Disc.o is a plastic representation of the unit length of repetitive contemporary music: the Loop. The author, Andreas Haider (aka muk), is explicitly referencing the SuperPiano of Emerick Spielmann, invented in 1929 as the first photoelectric sound synthesizer. The installation consists of two parallel circular planes positioned at head height and connected to the ceiling. The lower disc consists of 8 CD players, which correspond to as many mirrored LEDs mounted on the second disc, which is smaller, concentric to the first and supported by thin columns. Reflected by the underlying paths and scratched cds, the light of the LEDs is converted into sound by the photodiodes and amplified by eight speakers positioned on the ceiling around users. The sounds of each cd player generated by the photodiodes along with lights and circular shapes are repeated constantly and redundantly, becoming a consistent translation of the concepts of repetition and obsession.
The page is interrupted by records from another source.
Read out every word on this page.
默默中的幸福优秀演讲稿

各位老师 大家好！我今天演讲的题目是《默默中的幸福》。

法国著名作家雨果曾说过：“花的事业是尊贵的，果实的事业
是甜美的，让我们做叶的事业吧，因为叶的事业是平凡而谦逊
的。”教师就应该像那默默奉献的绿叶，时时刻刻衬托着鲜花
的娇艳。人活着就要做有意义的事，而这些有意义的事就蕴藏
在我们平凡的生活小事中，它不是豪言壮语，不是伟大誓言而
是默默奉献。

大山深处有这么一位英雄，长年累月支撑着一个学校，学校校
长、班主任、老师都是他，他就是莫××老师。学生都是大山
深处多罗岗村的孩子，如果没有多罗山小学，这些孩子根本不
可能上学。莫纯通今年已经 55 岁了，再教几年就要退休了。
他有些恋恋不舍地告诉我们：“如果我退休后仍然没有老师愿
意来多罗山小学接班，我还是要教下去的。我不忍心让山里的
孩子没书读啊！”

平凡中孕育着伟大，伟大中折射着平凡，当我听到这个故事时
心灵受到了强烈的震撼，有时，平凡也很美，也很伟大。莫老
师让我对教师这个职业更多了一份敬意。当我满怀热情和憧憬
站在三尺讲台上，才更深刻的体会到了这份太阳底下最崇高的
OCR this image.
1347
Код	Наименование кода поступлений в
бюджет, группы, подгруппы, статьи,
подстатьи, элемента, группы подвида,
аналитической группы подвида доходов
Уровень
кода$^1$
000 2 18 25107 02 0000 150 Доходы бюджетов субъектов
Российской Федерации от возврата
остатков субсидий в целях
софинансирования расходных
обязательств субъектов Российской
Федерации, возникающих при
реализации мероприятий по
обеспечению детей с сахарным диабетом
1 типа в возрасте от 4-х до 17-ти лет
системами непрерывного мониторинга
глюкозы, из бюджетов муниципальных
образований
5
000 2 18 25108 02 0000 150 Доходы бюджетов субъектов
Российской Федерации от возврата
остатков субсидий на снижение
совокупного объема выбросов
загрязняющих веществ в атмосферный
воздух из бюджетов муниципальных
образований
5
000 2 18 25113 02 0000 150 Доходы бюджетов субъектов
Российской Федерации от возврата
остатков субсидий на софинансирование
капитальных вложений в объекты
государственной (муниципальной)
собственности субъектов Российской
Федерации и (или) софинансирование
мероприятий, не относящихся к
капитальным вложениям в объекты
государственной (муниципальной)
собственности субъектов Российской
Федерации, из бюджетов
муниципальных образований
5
The round shape of the installation and the small columns supporting the smaller circle give the structure a sense of an ancient “monoptero” temple, a particular sacred circular building that was erected in ancient Greece for only the most important deities. Perhaps unintentionally, this reference covers the work with a mystique air, with repetition (from rosaries to the ohm) being practiced to alter mental states, just as with music.